I've looked into the velocity diet and it really, really intrigues me, especially the part where Dan John says his cholesterol numbers were vastly improved, but hte idea of loading up on supplements for 28 days really deters me. I gave up the supplement-eating part of my life, though it's creeping back, I think. Still, if I don't venture far beyond fish oil, vitamins, and protein powder, I think I'm okay. It's once I start taking "fat burners" or "workout surge" stuff that I begin to worry.

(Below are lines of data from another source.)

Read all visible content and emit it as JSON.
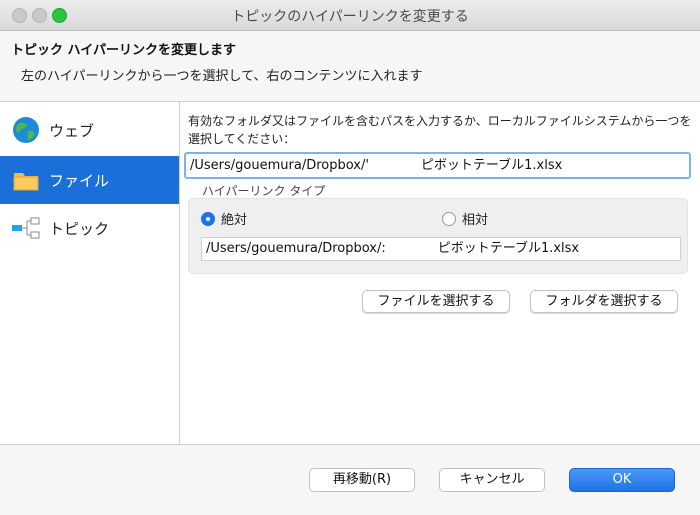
{
  "window": {
    "title": "トピックのハイパーリンクを変更する"
  },
  "header": {
    "title": "トピック ハイパーリンクを変更します",
    "description": "左のハイパーリンクから一つを選択して、右のコンテンツに入れます"
  },
  "sidebar": {
    "items": [
      {
        "label": "ウェブ",
        "icon": "globe-icon",
        "selected": false
      },
      {
        "label": "ファイル",
        "icon": "folder-icon",
        "selected": true
      },
      {
        "label": "トピック",
        "icon": "topic-icon",
        "selected": false
      }
    ]
  },
  "main": {
    "prompt": "有効なフォルダ又はファイルを含むパスを入力するか、ローカルファイルシステムから一つを選択してください：",
    "path_value": "/Users/gouemura/Dropbox/'　　　　ピボットテーブル1.xlsx",
    "hyperlink_type_label": "ハイパーリンク タイプ",
    "radio_absolute": "絶対",
    "radio_relative": "相対",
    "absolute_selected": true,
    "resolved_path": "/Users/gouemura/Dropbox/:　　　　ピボットテーブル1.xlsx",
    "choose_file_button": "ファイルを選択する",
    "choose_folder_button": "フォルダを選択する"
  },
  "footer": {
    "reset_button": "再移動(R)",
    "cancel_button": "キャンセル",
    "ok_button": "OK"
  },
  "colors": {
    "selection": "#1a6fd8",
    "accent": "#1f73e6"
  }
}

anyhow, so I need to lose some weight. I've decided I'll do Draper's tuna and water diet, starting next Monday, because I've been meaning to try it for 10 years now, and because it's only 3 days so how bad could it be, and because I'm already feeling rather crummy so I won't notice much feeling more crummy, and because the whole point of it is that afterwards, you've flexed some discipline (not as much as it takes to do the V-diet, but it's cheaper, also higher in good stuff like omega 3 and mercury) and transition into a cleaner diet, which i am definitely both ready for and capable of doing.
I'm still not as strong as I'd like to be. My bench press is just starting to show some progress, my overhead press still sucks, and my deadlift, as much progress as I've made, still isn't 2x my weight.

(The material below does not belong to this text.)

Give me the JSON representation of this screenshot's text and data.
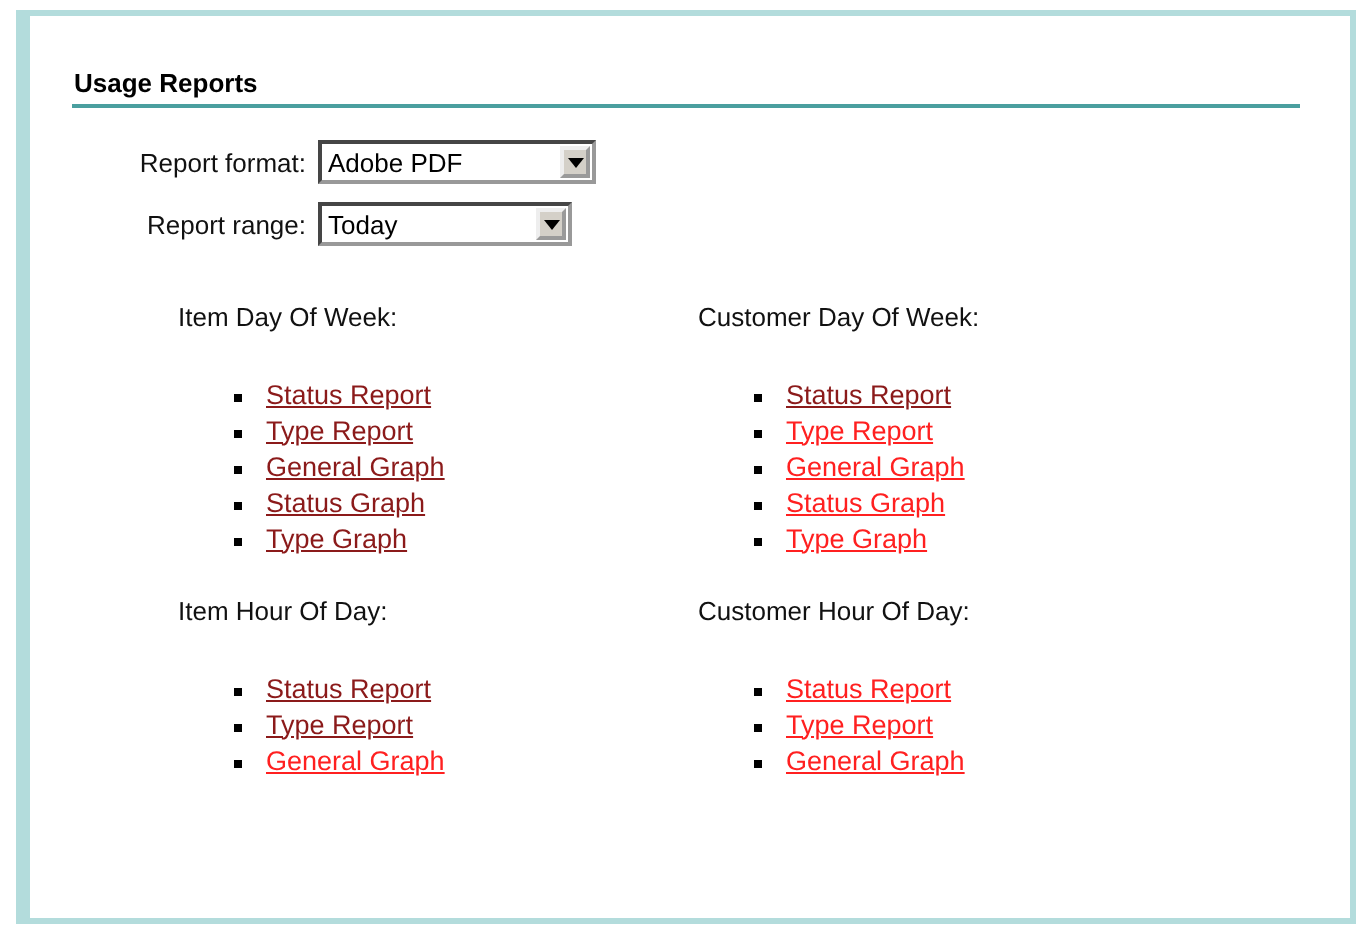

today I did a set of 5 deadlifts at 365. it was pretty easy, as those things go. in my original set of recent goals, i wanted 5x315 to be easy. so that's nice. i've also been slowly learning new exercises, namely the overhead squat and the power snatch. i'd like to learn the olympic versions of the clean and the snatch.
anyhow, on with the goals and deadlines:
by my birthday in november:
body weight of 220lbs
deadlift 5RM of 405
bench press 5RM of 250lbs
olympic snatch 135lbs in excellent form
olympic clean 175lbs in excellent form
eating that is nice and clean but doesn't drive me nuts from boredom, isolation, or supplementation
after that I suppose i can take stock and reevaluate my goals. i used to say that 210 was an easy and comfortable weight for me to be, but i suspect 220 is similar as long as i'm lifting heavy.
i've got all kinds of things i'd like to try, like pavel's 40 day plan, more complexes, sets of 8 (heh, i've got so stuck into sets of 3 and 5 that 8 tires me out), and, someday, cycling again. but above all, i need to get the weight back down to where it's not pissing me off any more.